MSI RX2600XT Diamond Plus Graphics Card

Performance Comparisons with 3DMark06 v1.1.0

The HotHardware Test Systems
AMD Athlon 64 X2 Powered

Hardware Used:
AMD Athlon 64 X2 5200+
(2.6GHz)

GIGABYTE GA-M59SLI-S5
(NVIDIA nForce 590 SLI for AMD)


2x2GB OCZ PC-6400
(2x1GB)


MSI RX2600XT Diamond Plus - 512MB GDDR4
Sapphire HD 2600XT - 256MB GDDR4
Sapphire HD 2600 Pro OC - 256MB GDDR3
GIGABYTE GV-NX86S256H
MSI NX8600GT-T2D256H

On-board Ethernet
On-board Audio

WD 74GB "Raptor" DD
10,000 RPM SATA

Relevant Software:
Windows XP Professional SP2
DirectX 9.0c (August Redist.)
nForce Drivers v9.35

NVIDIA Forceware v162
ATI Catalyst v7.10

Benchmarks Used:

DirectX
3DMark06 v1.1.0
F.E.A.R. v1.08
Half Life 2: Lost Coast
 

OpenGL
Quake 4 v1.3
Prey v1.2

Performance Comparisons with 3DMark06 v1.1.0
Details: http://www.futuremark.com/products/3dmark06/

3DMark06

3DMark06 is the latest addition to the 3DMark franchise. This version differs from 3Dmark05 in a number of ways, and now includes not only Shader Model 2.0 tests, but Shader Model 3.0 and HDR tests as well. Some of the assets from 3DMark05 have been re-used, but the scenes are now rendered with much more geometric detail and the shader complexity is vastly increased as well. Max shader length in 3DMark05 was 96 instructions, while 3DMark06 ups the number of instructions to 512. 3DMark06 also employs much more lighting, and there is extensive use of soft shadows. With 3DMark06, Futuremark has also updated how the final score is tabulated. In this latest version of the benchmark, SM 2.0 and HDR / SM3.0 tests are weighted and the CPU score is factored into the final tally as well.

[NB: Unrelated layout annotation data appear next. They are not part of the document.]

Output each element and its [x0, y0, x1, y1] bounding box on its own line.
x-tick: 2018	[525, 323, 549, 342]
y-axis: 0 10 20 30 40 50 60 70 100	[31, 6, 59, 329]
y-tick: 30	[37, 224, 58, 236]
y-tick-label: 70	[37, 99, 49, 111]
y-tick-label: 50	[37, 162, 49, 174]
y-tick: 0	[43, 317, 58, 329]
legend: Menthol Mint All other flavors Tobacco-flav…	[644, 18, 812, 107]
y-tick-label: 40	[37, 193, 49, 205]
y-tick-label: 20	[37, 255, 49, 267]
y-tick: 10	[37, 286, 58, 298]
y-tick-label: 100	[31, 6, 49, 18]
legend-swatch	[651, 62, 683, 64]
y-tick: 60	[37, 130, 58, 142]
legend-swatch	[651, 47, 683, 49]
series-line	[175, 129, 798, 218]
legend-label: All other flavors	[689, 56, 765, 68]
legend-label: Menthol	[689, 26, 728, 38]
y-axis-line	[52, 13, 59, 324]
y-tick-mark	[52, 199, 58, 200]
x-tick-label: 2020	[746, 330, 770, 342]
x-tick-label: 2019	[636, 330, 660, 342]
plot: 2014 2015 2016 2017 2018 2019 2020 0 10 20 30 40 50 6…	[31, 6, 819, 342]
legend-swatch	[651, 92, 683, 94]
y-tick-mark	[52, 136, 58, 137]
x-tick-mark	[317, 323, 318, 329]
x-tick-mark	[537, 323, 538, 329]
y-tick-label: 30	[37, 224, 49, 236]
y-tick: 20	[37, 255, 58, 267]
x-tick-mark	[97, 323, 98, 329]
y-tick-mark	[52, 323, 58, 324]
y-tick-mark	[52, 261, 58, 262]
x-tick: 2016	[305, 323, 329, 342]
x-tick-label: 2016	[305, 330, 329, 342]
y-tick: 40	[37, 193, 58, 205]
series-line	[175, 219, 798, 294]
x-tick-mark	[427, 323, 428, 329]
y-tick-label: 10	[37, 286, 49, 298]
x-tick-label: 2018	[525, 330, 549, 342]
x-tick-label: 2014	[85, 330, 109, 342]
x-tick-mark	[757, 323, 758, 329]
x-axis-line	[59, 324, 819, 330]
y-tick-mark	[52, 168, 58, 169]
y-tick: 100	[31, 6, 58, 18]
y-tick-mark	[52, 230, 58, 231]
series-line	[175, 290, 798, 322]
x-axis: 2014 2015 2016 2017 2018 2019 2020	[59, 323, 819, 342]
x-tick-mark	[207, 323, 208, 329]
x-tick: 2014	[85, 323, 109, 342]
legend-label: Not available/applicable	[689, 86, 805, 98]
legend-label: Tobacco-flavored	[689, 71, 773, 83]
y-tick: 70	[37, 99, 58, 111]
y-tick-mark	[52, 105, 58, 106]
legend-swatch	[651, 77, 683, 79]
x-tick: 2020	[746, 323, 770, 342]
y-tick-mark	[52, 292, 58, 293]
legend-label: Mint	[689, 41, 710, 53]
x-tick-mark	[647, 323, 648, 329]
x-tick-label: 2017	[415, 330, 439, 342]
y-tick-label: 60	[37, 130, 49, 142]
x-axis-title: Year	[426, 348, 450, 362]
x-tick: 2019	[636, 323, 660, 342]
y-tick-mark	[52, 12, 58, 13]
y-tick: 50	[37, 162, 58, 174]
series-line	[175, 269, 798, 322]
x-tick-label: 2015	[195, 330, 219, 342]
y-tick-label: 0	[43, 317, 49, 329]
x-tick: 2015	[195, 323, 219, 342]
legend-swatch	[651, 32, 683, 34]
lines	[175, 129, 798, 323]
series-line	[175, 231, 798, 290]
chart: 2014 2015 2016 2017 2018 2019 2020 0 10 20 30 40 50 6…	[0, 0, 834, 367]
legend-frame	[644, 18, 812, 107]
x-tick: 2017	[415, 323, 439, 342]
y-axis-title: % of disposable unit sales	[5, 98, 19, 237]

Comparing the MSI RX2600XT to other cards in its class, there is little in the way of surprises to be found.  NVIDIA's GeForce 8600GTS wins the overall performance tests as well as Shader Model 2.0 testing, which favored both GeForce models.  In Shader Model 3.0 testing, however, the scales shift in favor of the MSI RX2600XT and its siblings.  With the MSI model being the faster of the three ATI based graphics cards, there was little to set it apart from the standard Radeon HD 2600 XT in this test.  We saw no major advantages from the higher clockspeeds and the larger on-board frame buffer didn't yield measurable gains either.